Littérature noire
6 Décembre 2018
" En 2012, je revenais de France pour la promotion de mon livre (Pas de saison pour l'enfer, 13e Note édition). Et de retour chez moi je lisais toutes ces affaires de fusillades. C'est là que j'ai commencé à écrire Un soleil sans espoir. En essayant de me souvenir quel policier j'avais été à Oakland en 1983, si moi aussi j'étais comme ceux d'aujourd'hui." Dans une belle interview au Publishers weekly, Kent Anderson raconte donc la genèse du très attendu quatrième roman de l'ancien des Forces Spéciales au Viet Nam. Il ajoute notamment dans cet entretien qu'il "était un travailleur social avec un flingue".

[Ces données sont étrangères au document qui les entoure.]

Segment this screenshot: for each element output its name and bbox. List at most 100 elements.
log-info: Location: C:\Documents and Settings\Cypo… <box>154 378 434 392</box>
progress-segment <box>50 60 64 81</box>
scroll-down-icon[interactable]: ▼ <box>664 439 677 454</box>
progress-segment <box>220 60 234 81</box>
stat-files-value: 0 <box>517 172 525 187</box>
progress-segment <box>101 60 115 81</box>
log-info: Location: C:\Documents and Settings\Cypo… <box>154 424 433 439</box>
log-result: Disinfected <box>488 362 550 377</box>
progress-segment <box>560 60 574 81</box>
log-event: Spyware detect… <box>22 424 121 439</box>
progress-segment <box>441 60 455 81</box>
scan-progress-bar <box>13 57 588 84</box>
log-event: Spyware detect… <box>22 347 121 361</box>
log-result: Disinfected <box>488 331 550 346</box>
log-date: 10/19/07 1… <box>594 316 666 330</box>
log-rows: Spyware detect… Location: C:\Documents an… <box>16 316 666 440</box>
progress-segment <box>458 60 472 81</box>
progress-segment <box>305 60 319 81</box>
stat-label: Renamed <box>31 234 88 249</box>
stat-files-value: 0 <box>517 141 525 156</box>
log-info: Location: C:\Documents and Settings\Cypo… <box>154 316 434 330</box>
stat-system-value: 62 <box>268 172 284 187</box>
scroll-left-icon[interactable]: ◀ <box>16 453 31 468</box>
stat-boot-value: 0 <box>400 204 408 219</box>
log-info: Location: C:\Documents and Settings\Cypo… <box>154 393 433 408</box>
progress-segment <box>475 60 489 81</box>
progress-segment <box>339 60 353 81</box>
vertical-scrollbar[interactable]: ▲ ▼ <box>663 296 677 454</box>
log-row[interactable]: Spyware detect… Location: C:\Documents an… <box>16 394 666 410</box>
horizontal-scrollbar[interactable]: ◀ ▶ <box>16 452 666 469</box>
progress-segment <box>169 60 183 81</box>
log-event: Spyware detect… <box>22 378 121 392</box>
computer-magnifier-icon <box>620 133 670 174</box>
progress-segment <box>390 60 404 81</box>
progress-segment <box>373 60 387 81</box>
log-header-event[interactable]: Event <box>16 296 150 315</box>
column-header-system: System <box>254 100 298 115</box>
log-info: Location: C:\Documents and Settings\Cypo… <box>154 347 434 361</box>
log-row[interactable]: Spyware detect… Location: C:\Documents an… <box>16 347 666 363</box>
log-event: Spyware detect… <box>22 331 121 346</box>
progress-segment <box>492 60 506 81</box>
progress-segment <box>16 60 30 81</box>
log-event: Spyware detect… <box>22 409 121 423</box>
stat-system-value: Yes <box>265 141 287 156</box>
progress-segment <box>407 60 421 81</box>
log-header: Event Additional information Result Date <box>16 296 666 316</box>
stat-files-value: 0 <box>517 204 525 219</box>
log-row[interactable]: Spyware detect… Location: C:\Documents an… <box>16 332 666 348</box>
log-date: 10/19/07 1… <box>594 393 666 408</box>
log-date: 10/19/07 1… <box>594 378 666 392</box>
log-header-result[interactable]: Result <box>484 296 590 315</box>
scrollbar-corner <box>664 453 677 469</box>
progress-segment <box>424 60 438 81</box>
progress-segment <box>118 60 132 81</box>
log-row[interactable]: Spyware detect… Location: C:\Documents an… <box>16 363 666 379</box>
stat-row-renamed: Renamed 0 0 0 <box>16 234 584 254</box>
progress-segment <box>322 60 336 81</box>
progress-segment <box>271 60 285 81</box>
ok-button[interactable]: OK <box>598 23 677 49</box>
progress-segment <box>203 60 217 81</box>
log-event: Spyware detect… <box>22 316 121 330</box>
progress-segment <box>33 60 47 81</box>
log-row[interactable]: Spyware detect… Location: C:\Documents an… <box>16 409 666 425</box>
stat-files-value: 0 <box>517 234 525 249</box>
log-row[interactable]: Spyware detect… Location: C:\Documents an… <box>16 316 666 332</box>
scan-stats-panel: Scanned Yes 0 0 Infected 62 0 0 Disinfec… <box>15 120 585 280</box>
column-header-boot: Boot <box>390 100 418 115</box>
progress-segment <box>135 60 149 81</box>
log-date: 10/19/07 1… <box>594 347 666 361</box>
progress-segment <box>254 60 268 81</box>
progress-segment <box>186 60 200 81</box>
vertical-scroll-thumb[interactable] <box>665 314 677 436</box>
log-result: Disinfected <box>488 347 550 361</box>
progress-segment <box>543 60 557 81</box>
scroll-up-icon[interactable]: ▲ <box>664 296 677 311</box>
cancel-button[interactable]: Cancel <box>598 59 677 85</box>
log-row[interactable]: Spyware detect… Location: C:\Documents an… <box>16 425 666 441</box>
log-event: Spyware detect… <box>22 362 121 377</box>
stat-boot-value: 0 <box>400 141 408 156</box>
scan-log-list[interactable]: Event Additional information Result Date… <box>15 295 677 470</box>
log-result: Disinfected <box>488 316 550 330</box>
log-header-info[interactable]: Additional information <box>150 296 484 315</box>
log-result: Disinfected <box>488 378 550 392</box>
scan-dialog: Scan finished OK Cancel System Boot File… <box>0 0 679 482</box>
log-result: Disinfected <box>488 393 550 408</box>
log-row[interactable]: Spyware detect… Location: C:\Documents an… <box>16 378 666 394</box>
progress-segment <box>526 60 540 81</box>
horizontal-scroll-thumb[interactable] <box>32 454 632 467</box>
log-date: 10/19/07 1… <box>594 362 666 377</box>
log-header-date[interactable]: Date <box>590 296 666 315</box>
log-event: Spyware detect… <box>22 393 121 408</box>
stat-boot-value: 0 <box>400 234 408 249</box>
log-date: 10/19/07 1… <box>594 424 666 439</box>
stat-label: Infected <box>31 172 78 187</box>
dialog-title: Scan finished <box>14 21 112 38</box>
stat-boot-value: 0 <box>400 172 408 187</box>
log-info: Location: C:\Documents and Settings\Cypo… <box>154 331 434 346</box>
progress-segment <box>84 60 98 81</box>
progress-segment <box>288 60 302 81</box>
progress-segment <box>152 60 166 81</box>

Il y a effectivement de ça dans Un soleil sans espoir. Hanson, le double littéraire de Kent Anderson depuis Sympathy for the devil, fait ses classes d'agent de police à East Oakland. A 38 ans, comme ancien prof de littérature, et malgré son passé de vétéran du VietNam ou ex-flic de Portland, il n'a aucune considération de sa hiérarchie, de ses collègues. Ou alors très peu. C'est que Hanson est plutôt humaniste, respectueux des citoyens qu'il appelle en toutes circonstance Madame ou Monsieur. Mais ce n'est pas un dégonflé pour autant. Tout le contraire : il va volontiers au carton, y compris seul, sans demander de renfort : "il se fiche de vivre ou de mourir. La plupart des gens le lisent dans ses yeux et se ravisent". Ce nouveau roman est, comme Chiens de la nuit une succession de scènes, de moments vécus sans doute : l'arrestation d'une fille complètement camée au volant d'une voiture, la course-poursuite avec un Black Muslim qui l'envoie à l'hôpital, la confrontation avec des Hell's Angels ou un autre gang, des maris violents (ah ce Elvis Hitler !). Chaque fois Hanson s'en sort par son courage ou par sa force de persuasion, entre courtoisie et folie. Et chaque fois, il s'endort en repensant au Viet Nam, ce jour où ils ont failli descendre une poignée de femmes avec leur buffle, tout ses jeunes amis morts loin de chez eux...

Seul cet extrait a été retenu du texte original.